Tell Children They Are Wrong

Don’t beat around the bush – when someone is wrong, tell them.

Adults are telling each other all the time “You’re wrong!” and if that’s on Twitter then WWIII usually breaks out.

And why is that?

Perhaps it’s because as children they weren’t told they were wrong.

If someone gets something wrong in a maths lesson then route one for some teachers is to say:

“You are almost there with that! Well done, keep trying!”

“It’s not quite right so have another think.”

“I can see why you may have come to that answer.”

“Just take a look at that one again.”

“Good effort but rewind and have another crack at it.”

“Thank you for giving it a try, would you like to hear how others may have answered?”

“You need to use a different approach for number 6.”

“You’re on the right track for this part, however …” 

“How did you arrive at your answer?”

“Did you think about….”

…..or words to that effect. Fine on occasions and we’ve all used these but sometimes you have to be more direct.

This certainly isn’t route one for many teachers who wouldn’t even contemplate using these responses. They would say that these cotton-wool phrases are precisely the sorts of words that have created the snowflake culture of easily offended and zero resilience.

And perhaps they are right. One person who thinks so is Traci D. W. Jackson and she has written about the dangers of over-protection in her book So This Actually Happened: Tales From A reTired Teacher.

Traci pulls no punches and tells it how it is. She describes a child went running to the school counsellor in distress because she had been told she had got something wrong. The counsellor said that pupils needed to hear kind words and that Traci had hurt the child’s feelings.

I think most of us would find that hard to stomach especially when Traci was expected to apologise. This of course is barking mad.

Quite rightly, Traci says that we have to prepare children for the real world and the sugar-coated soft responses we give children might sound innocent enough and compassionate but they backfire later in life. The dressed-up phrases are okay in moderation but they can limit personal growth when used all the time.
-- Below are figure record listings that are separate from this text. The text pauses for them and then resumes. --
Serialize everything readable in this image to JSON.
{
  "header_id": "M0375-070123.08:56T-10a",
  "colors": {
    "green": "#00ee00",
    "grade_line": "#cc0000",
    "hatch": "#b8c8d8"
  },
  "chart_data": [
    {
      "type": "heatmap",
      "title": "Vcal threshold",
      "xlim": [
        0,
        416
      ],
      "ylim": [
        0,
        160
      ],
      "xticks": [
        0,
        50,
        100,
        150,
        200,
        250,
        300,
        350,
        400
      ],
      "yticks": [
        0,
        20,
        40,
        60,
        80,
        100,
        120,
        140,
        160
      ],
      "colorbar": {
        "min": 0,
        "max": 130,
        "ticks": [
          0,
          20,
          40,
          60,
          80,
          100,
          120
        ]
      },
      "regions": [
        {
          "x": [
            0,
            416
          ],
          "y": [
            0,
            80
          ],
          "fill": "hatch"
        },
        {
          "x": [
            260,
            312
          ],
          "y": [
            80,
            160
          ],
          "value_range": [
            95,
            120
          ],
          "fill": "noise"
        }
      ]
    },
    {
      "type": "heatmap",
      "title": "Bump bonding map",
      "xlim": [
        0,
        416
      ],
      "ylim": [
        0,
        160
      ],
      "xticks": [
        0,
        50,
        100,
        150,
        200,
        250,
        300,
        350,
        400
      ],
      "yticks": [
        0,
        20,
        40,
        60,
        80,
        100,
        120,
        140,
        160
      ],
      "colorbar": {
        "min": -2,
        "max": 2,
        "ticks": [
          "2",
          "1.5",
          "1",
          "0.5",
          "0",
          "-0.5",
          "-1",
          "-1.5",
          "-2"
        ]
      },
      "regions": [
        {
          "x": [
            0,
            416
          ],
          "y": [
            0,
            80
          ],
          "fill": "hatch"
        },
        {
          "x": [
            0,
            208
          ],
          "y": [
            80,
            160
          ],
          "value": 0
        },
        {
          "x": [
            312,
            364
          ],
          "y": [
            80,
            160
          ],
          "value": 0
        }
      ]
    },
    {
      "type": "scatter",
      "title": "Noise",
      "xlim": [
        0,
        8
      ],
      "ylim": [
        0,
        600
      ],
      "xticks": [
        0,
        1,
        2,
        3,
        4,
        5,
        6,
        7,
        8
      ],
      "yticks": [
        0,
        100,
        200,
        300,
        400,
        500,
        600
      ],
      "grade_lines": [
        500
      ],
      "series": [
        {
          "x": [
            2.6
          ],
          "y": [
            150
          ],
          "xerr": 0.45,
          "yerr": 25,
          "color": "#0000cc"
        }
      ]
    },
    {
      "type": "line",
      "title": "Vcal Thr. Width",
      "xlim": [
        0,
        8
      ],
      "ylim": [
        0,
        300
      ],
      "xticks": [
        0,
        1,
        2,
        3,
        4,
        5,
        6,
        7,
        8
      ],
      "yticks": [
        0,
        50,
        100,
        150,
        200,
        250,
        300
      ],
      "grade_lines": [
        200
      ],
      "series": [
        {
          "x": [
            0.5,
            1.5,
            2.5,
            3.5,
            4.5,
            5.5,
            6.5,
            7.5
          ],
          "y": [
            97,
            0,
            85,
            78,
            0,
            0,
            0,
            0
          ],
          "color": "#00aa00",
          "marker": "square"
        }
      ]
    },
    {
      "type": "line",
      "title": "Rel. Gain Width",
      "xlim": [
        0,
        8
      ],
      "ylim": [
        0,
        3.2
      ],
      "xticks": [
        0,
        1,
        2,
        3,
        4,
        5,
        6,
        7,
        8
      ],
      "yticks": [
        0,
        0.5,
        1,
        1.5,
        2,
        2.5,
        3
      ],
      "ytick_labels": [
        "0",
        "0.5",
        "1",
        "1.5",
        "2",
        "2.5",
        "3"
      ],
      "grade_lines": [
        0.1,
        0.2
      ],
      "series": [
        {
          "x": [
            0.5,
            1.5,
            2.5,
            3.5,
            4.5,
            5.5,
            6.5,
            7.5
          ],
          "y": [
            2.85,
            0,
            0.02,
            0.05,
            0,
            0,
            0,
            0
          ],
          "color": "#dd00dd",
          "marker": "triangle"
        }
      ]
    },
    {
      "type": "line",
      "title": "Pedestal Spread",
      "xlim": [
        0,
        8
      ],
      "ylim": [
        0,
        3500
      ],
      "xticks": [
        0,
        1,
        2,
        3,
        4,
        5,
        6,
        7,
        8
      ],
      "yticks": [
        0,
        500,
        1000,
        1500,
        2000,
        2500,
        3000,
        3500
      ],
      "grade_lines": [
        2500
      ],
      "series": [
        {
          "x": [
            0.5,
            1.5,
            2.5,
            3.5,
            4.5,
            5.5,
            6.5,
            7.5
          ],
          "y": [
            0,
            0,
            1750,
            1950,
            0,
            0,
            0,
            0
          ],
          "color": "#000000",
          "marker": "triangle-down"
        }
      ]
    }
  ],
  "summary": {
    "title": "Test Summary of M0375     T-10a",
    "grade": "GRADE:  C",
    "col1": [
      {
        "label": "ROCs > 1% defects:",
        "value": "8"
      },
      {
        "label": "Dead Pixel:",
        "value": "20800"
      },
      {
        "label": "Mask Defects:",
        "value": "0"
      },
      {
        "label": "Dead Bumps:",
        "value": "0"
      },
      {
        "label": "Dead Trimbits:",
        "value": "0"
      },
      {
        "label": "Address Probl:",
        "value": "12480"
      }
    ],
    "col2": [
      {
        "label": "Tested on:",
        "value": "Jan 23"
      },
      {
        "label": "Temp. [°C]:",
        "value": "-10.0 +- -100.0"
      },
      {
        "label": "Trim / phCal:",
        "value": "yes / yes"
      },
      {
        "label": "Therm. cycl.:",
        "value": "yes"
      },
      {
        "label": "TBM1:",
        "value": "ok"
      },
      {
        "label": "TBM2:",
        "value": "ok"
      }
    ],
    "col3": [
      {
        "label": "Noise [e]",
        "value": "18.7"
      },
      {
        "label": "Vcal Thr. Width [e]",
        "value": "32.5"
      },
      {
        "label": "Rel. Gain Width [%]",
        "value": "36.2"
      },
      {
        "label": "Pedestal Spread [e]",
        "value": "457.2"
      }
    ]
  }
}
Over-sensitive children can bounce back from being told they are wrong so that they become better able to internalise the message and move on.

As Traci says,

We have to prepare students for the contest they won’t win, the project that they will not receive a perfect score, the academic scholarship they may not receive and the love that won’t love them back. We must teach them that at times it’s ok to cry, but then you’ve gotta move right the hell on to the next moment, the next experience, the next disappointment. It’s life.

A positive and trusting environment can use the word wrong without it feeling wrong. It needs to be said and within a resilience-led classroom it can be done. Children need feedback, especially when their answer is incorrect but we can start off by saying, “No, that one’s wrong.”